Let $\sigma_1\geq\sigma_2\geq...\geq\sigma_n\geq0$ be any deterministic sequence of positive real numbers such that $\sum_{i=1}^n\sigma_i^2=1$. Let $$D=diag\{\sigma_1,...,\sigma_n\}\in\mathbb{R}^{n\times n}$$ be a diagonal matrix of size $n\times n$.

Let $U$ and $V$ be two independent random matrices uniformly distributed on the orthogonal group $O(n)$. Then we form a random matrix as follows: $$A=UDV^T$$ Therefore, $A$ is a random matrix with given singular values and the distribution is orthogonally invariant.

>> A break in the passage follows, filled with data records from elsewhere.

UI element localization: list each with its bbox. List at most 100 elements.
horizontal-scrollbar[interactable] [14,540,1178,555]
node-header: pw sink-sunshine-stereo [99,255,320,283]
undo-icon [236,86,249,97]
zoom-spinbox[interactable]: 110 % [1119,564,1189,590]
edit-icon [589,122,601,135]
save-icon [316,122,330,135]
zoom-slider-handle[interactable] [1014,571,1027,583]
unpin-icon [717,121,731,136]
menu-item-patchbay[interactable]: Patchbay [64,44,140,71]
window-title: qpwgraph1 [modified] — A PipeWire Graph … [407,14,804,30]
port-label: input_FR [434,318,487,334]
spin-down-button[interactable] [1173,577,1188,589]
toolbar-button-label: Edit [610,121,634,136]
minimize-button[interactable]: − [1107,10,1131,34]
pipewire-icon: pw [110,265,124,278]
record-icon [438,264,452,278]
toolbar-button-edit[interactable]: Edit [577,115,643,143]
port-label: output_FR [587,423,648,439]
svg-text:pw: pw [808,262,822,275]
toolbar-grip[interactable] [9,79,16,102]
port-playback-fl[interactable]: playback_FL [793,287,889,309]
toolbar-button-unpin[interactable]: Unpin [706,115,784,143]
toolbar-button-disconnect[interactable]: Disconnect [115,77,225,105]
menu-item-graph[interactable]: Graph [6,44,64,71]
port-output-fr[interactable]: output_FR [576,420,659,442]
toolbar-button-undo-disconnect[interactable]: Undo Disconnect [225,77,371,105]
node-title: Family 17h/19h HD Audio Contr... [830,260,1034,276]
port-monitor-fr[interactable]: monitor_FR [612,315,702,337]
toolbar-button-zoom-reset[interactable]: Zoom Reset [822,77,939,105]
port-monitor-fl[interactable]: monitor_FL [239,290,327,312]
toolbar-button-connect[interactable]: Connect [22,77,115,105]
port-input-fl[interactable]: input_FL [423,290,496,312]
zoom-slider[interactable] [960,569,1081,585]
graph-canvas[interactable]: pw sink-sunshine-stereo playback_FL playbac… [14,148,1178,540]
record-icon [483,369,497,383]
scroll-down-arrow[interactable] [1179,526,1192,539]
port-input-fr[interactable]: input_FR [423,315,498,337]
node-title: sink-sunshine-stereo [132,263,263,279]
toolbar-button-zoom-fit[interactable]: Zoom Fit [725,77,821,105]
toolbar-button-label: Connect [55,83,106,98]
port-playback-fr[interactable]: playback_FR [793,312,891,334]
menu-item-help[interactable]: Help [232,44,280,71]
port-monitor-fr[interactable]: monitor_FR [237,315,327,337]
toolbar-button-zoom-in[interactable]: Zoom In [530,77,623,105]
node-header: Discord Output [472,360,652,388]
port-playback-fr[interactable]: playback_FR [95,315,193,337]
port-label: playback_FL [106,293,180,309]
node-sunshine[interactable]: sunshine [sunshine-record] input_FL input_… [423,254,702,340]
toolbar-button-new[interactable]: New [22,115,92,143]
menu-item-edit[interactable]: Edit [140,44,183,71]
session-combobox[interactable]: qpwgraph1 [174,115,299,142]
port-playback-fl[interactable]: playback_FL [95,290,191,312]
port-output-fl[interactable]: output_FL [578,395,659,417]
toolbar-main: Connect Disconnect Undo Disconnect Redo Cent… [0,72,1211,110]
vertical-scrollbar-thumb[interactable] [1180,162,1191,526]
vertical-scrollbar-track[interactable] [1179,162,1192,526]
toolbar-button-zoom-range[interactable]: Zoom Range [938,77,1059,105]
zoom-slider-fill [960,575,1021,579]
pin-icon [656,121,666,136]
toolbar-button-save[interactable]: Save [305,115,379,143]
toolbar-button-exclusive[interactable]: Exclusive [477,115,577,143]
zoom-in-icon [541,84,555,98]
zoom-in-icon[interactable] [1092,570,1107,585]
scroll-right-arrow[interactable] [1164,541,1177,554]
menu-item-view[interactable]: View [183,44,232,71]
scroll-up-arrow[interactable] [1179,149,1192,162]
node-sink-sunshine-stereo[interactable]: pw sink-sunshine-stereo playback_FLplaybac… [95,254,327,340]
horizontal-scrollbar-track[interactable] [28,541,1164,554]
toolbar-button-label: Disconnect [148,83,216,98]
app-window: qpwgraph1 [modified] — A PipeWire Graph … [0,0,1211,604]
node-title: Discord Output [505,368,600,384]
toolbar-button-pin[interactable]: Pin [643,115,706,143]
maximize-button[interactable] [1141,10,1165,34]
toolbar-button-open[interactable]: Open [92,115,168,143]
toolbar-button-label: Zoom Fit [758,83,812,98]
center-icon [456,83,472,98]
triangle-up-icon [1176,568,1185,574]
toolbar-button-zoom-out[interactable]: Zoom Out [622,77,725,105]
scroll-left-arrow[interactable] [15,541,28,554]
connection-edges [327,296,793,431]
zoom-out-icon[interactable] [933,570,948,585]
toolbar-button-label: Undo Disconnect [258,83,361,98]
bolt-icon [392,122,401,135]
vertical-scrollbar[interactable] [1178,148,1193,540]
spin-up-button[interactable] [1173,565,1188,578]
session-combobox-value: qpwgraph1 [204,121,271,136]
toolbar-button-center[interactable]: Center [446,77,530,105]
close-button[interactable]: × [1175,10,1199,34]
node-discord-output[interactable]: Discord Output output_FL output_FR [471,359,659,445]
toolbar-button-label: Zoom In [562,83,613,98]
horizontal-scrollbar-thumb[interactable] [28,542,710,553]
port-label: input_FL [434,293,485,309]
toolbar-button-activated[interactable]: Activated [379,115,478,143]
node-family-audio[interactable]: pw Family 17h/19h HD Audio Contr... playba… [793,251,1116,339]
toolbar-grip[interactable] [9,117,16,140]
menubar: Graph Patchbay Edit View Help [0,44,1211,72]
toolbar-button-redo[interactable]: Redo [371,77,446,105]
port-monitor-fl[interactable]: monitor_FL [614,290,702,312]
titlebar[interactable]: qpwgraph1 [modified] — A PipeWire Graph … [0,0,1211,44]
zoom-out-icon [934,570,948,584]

Now we define a quantity that measures how far away is $A$ from a diagonal matrix: $$f_{\sigma}(A)=\sum_{1\leq i\neq j\leq n}A_{ij}^2=\sum_{1\leq i\neq j\leq n}\left(\sum_{k=1}^n\sigma_kU_{ik}V_{jk}\right)^2=1-\sum_{i=1}^n\left(\sum_{j=1}^n\sigma_jU_{ij}V_{ij}\right)^2$$ which is just the sum of squares of all off-diagonal elements of $A$, the smaller $f_{\sigma}(A)$ is, the "more diagonal" $A$ is. Note the dependency of $f$ on the given singular values $\sigma$.

I'm interested in the following quantity: $$g_{\sigma}(t)=\frac{\mathbb{P}\left(f_{\sigma}(A)\leq 2t\right)}{\mathbb{P}\left(f_{\sigma}(A)\leq t\right)}$$ where $0<t<1/2$.

I have the following 2 conjectures:

- For $n\geq 5$, for any $0<t<1/2$, $g_{\sigma}(t)$ is maximized when $\sigma_1=...=\sigma_n=1/\sqrt{n}$.
- There exists a constant $C>1$ independent of $t, \sigma$, such that $g_{\sigma}(t)\leq C^{n^2}$

I believe they should be correct but I have no clue of how to prove them. Any suggestions and discussions are appreciated. What kind of tools could possibly be useful?

I have a feeling that existing literature in random matrix mainly focus on going from the matrix to eigenvalues or singular values, ignoring the eigenvectors or singular vectors. I do not see results about going from given spectrum to the matrix.